The Dataset is part of the KELM corpus
This is the Wikipedia text--Wikidata KG aligned corpus used to train the data-to-text generation model. Please note that this is a corpus generated with distant supervision and should not be used as gold standard for evaluation.
It consists of 3 files:
https://storage.googleapis.com/gresearch/kelm-corpus/updated-2021/quadruples-train.tsv https://storage.googleapis.com/gresearch/kelm-corpus/updated-2021/quadruples-validation.tsv https://storage.googleapis.com/gresearch/kelm-corpus/updated-2021/quadruples-test.tsv
Each file contains one example per line. Each example is a json object with three fields:
triples: A list of triples of the form (subject, relation, object). eg. (Person X, award received, Award Y).

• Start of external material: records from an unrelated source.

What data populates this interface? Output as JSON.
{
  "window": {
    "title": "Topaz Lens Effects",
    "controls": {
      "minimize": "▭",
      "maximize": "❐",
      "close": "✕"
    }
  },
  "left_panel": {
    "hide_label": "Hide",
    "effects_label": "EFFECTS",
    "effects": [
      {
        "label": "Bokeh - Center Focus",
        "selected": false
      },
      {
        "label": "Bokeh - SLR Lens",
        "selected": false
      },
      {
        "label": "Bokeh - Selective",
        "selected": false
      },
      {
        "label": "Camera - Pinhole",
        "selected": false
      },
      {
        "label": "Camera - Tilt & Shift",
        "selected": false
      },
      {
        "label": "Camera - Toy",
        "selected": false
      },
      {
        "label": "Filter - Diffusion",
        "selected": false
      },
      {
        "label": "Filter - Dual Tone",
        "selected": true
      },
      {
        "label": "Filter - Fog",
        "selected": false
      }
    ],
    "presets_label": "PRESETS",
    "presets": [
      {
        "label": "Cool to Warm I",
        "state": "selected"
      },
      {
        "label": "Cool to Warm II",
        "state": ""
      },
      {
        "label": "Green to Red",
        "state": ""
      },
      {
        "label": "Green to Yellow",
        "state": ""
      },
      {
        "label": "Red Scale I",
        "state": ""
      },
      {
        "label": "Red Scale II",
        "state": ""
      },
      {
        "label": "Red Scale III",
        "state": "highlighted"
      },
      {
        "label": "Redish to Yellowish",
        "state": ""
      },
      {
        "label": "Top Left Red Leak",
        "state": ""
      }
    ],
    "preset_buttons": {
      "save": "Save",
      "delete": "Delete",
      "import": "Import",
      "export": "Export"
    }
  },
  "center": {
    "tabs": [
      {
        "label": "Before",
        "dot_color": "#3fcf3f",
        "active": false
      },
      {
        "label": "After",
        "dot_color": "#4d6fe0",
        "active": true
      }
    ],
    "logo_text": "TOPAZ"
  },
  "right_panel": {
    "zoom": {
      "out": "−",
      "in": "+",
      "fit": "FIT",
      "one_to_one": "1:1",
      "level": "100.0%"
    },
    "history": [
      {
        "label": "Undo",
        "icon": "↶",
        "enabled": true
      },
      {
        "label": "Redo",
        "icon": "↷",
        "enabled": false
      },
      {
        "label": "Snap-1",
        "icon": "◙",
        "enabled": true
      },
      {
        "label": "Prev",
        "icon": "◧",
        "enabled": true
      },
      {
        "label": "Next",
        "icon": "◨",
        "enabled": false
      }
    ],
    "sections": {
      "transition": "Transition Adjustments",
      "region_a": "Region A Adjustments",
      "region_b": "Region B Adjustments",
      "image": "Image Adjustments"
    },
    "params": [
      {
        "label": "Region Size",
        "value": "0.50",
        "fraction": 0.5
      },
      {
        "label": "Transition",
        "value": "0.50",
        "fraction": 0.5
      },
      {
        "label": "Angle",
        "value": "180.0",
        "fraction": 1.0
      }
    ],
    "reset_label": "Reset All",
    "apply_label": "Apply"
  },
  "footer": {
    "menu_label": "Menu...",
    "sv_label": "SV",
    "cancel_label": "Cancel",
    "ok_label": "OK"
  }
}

If the triple has a subproperty, then it is quadruple instead. eg. (Person X, Award Y, received on, Date Z). serialized triples: triples concatenated together as used for input to T5. The format is "<subject> <relation> <object>" where some subjects have multiple relations, e.g. "<subject> <relation1> <object1> <relation2> <object2> <relation3> <object3>". For more details on how these relations are grouped, please refer to the paper. sentence: The wikipedia sentence aligned to these triples.
The names, aliases and Wikidata Ids of the entities can be found in https://storage.googleapis.com/gresearch/kelm-corpus/updated-2021/entities.jsonl.